Italia: più volte ho avuto modo d'affermare come la politica italiana e di riflesso l'intero Paese siano impantanati nell'ennesima vicenda giudiziaria in cui s'è infognato Berlusconi, questa volta in maniera più scabrosa del solito, perché si sa, in questa nazione fa più notizia essere sorpreso con due baldracche in letto piuttosto che con un mafioso come faccendiere domestico.
Nelle ultime settimane siamo stati spettatori del consueto canovaccio cui ci ha abituato Berlusconi quando la magistratura lo chiama in causa, gli allarmi alla giustizia politicizzata, alle toghe comuniste (cazzo ci fossero tutti sti comunisti in giro, quasi pagherei per averli!!!), al golpe ai danni del governo del fare, sono stati talmente martellanti da divenire nauseabondi, ma hanno sortito il loro effetto.

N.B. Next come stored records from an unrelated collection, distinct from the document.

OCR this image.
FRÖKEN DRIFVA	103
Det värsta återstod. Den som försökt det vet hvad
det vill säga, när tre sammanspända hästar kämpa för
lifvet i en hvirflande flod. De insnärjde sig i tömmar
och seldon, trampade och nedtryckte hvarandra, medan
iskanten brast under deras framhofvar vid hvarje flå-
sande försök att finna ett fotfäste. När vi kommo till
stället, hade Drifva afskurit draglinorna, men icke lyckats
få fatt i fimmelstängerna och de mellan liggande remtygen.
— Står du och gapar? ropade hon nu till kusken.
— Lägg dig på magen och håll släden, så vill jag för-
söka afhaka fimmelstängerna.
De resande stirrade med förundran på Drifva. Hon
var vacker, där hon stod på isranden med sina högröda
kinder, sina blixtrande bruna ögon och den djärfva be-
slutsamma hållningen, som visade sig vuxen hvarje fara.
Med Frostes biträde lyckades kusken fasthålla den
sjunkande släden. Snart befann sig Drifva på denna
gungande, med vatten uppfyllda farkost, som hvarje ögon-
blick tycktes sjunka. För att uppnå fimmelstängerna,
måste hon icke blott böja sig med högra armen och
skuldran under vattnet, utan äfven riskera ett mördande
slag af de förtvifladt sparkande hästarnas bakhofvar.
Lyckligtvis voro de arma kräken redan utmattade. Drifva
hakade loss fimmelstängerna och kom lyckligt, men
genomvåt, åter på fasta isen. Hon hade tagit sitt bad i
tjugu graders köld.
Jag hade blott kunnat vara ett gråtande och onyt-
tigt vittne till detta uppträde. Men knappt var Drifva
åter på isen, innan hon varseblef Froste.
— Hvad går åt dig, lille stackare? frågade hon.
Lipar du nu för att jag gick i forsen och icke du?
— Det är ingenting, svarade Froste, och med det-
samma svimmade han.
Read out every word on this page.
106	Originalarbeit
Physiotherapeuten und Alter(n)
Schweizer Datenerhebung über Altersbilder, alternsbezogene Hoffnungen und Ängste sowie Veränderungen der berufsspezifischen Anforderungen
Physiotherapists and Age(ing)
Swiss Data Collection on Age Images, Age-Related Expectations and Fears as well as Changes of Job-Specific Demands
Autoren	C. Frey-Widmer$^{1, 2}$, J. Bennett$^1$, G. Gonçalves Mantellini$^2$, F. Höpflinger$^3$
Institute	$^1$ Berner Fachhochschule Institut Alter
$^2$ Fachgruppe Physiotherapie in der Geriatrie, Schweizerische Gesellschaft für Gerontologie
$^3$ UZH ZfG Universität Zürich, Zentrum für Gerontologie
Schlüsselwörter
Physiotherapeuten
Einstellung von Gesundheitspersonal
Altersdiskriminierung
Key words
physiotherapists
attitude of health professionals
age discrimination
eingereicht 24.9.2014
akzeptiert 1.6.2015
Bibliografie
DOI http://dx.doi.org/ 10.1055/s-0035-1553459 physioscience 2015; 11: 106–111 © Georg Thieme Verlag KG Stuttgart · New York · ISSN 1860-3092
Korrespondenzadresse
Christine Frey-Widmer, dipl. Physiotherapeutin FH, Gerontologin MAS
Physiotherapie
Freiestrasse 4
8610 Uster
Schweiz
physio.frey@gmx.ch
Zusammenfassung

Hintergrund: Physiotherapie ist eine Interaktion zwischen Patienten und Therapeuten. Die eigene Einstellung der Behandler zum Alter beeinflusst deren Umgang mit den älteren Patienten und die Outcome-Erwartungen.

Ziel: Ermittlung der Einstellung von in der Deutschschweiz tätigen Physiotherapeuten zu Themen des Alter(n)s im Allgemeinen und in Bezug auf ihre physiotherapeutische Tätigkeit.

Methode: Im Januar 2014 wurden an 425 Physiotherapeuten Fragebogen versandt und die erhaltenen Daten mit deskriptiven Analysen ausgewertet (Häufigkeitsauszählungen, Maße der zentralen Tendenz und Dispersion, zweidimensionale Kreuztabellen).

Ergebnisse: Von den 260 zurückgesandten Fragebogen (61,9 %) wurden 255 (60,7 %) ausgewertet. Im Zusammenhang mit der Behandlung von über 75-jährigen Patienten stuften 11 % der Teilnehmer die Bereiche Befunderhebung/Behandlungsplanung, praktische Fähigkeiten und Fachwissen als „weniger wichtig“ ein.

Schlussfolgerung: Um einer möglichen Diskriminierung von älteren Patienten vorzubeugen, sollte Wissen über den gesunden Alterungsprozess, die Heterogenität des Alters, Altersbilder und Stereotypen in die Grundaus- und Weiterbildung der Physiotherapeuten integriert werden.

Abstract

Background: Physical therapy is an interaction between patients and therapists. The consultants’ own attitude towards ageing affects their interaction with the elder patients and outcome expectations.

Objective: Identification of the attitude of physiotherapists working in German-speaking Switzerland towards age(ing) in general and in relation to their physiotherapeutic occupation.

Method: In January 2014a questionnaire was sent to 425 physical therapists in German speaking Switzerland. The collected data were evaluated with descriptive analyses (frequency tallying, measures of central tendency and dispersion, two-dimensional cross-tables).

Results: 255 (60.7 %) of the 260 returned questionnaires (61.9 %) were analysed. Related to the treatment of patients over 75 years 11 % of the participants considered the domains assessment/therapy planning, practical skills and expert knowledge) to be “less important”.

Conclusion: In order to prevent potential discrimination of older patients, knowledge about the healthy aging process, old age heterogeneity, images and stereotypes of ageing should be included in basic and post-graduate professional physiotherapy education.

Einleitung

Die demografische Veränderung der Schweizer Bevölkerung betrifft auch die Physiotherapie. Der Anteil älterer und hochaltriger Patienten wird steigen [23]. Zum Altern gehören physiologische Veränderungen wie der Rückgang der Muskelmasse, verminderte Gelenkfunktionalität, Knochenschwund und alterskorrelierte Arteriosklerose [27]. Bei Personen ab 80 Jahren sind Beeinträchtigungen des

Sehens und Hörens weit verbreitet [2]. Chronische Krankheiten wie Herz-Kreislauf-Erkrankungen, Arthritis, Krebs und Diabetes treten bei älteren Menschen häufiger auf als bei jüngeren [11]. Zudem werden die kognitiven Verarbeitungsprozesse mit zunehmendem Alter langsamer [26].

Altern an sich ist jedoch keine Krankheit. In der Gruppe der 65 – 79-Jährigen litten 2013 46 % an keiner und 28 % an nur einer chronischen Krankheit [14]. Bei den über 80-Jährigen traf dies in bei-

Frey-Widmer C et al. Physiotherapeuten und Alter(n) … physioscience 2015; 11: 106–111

Il costante innalzamento della tensione, infatti, ha mostrato un Berlusconi al tracollo (pure Gelli lo scarica), con un esecutivo prossimo alla caduta addirittura per mano di Napolitano. L'opposizione sembra cogliere l'occasione del contropiede con D'Alema, la rete decisiva pare ad un soffio ma all'ultimo minuto il cavaliere riconquista la cronaca politica proponendo al PD una larga intesa volta a rilanciare l'economia (evidentemente pure lui non arriva a fine mese, con tutte le mignotte che deve pagare!) che però viene rifiutata da Bersani. L'azione truffaldina è ormai compiuta ed è sufficiente l'ennesimo monito di Napolitano cui Berlusconi prontamente sì accoda, per far recuperare fiato al primo ministro che riesce a dipingersi paladino del rispetto delle istituzioni, che monderà del sudiciume sollevato dalle toghe rosse con un imminente piano di rilancio economico (ce lo sentiamo dire da quasi 30 anni sta cazzata)!
Lascio a voi tratte le conclusioni del gemellaggio da cui ha preso spunto questo sproloquio, non prima d'improvvisarmi bookmaker delle prossime mosse di politica economica: cementificazione a destra e sinistra, con Tremonti intento a masturbarsi sulle proprie qualità di contenitore (di cazzate) del debito pubblico.

E le bestemmie volano!

1 commento:

  1. Questi articoli sono sempre di una puntualità e una lucidità straordinaria, e dovrebbero stare sulle pagine di un quotidiano, e non di un piccolo blog.

    Ma fatemi un grosso favore: cambiate grafica; mi si stanno sfiancando coni,bastoncelli,retine e tutto, a leggere bianco su nero.